A live system usually means an OS booted on a computer from a removable support (as CD-ROM, USB stick, or network), ready to use without any installation on the usual drive(s), with an auto-configuration done at runtime (see Section 1.1.1, “Terms”).
With Debian Live, it's a Debian GNU/Linux OS, built for one of the supported architectures (currently amd64, i386, powerpc and sparc). It is made from following parts:
The Linux image, usually named vmlinuz*
.
RAM disk setup for the Linux boot, containing modules possibly needed to mount the filesystem's image and some scripts to do it.
The O.S. image. Debian Live uses a SquashFS image, a compressed filesystem, to minimize its size. Note that it's read-only, so during boot, the Debian Live system will uses RAM disk and 'union' mechanism to be able to write files on the system, but all modifications will be lost when shutdown, until using optional persistence partition(s) (see Section 7.5, “Persistence”).

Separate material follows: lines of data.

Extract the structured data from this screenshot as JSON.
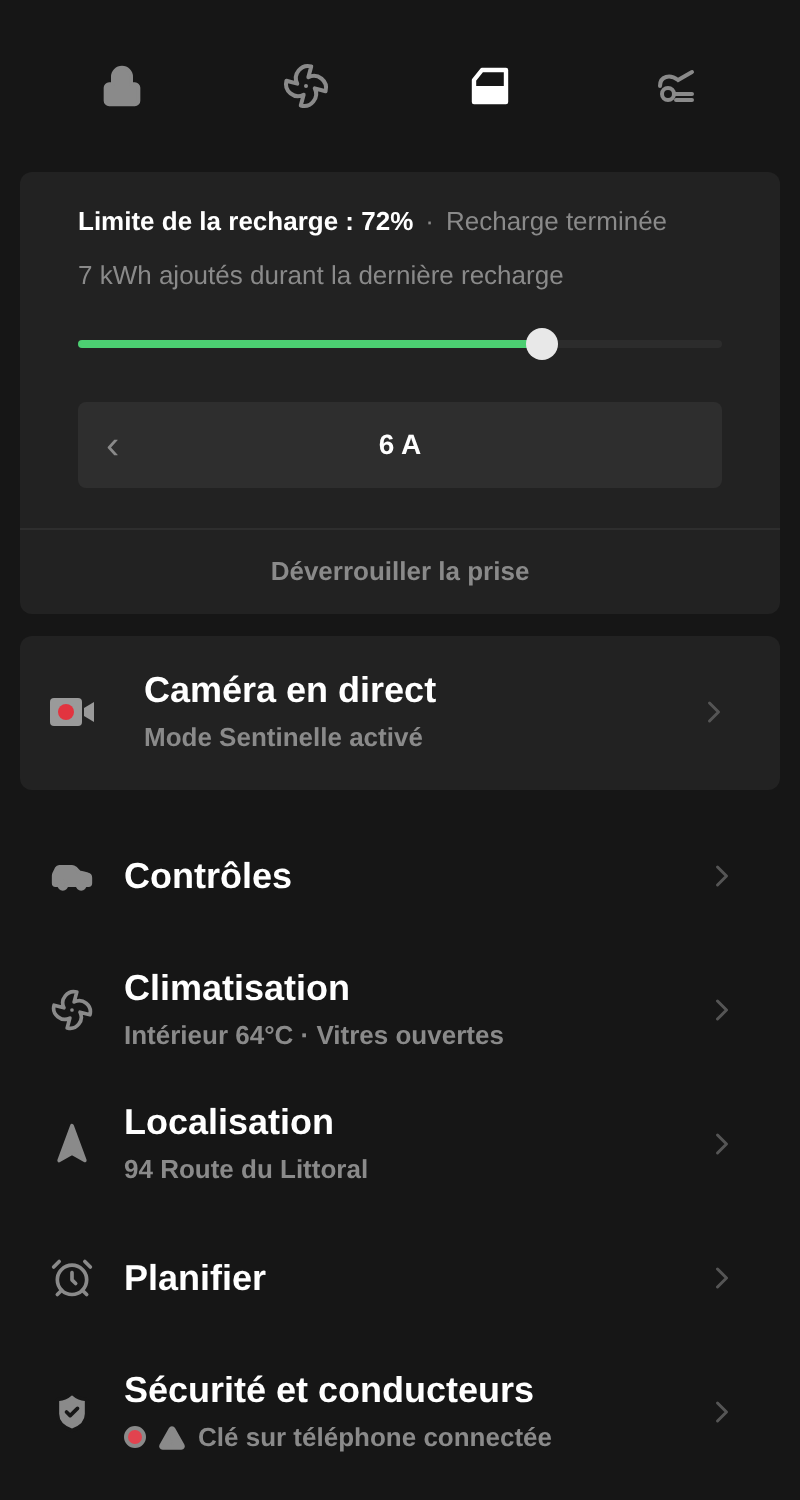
{
  "tabs": [
    {
      "selected": false
    },
    {
      "selected": false
    },
    {
      "selected": true
    },
    {
      "selected": false
    }
  ],
  "charging": {
    "limit_label": "Limite de la recharge : 72%",
    "separator": "·",
    "status": "Recharge terminée",
    "energy_added": "7 kWh ajoutés durant la dernière recharge",
    "level": 0.72,
    "current": "6 A",
    "current_prev": "‹",
    "unlock_button": "Déverrouiller la prise"
  },
  "camera": {
    "title": "Caméra en direct",
    "subtitle": "Mode Sentinelle activé"
  },
  "menu": [
    {
      "title": "Contrôles",
      "warning": false
    },
    {
      "title": "Climatisation",
      "subtitle": "Intérieur 64°C · Vitres ouvertes",
      "warning": false
    },
    {
      "title": "Localisation",
      "subtitle": "94 Route du Littoral",
      "warning": false
    },
    {
      "title": "Planifier",
      "warning": false
    },
    {
      "title": "Sécurité et conducteurs",
      "subtitle": "Clé sur téléphone connectée",
      "warning": true
    }
  ]
}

A small piece of code, crafted to boot up from the chosen media, possibly proposing a prompt or menu to let select options/configuration, then loading the Linux kernel and its initrd to let it run with associated filesystem image. Different solutions can be proposed depending of the target media and format of filesystem containing the previous components: Isolinux to boot from a CD or DVD in ISO9660 format, syslinux for HDD or USB drive boot from a VFAT partition, GRUB for ext2/3 partition, pxelinux for PXE netboot...
The Debian Live tools will build the system image from your specifications, setup a Linux kernel and its initrd, a bootloader to run them, all in one media-dependant format(ISO9660 image, disk image, ...).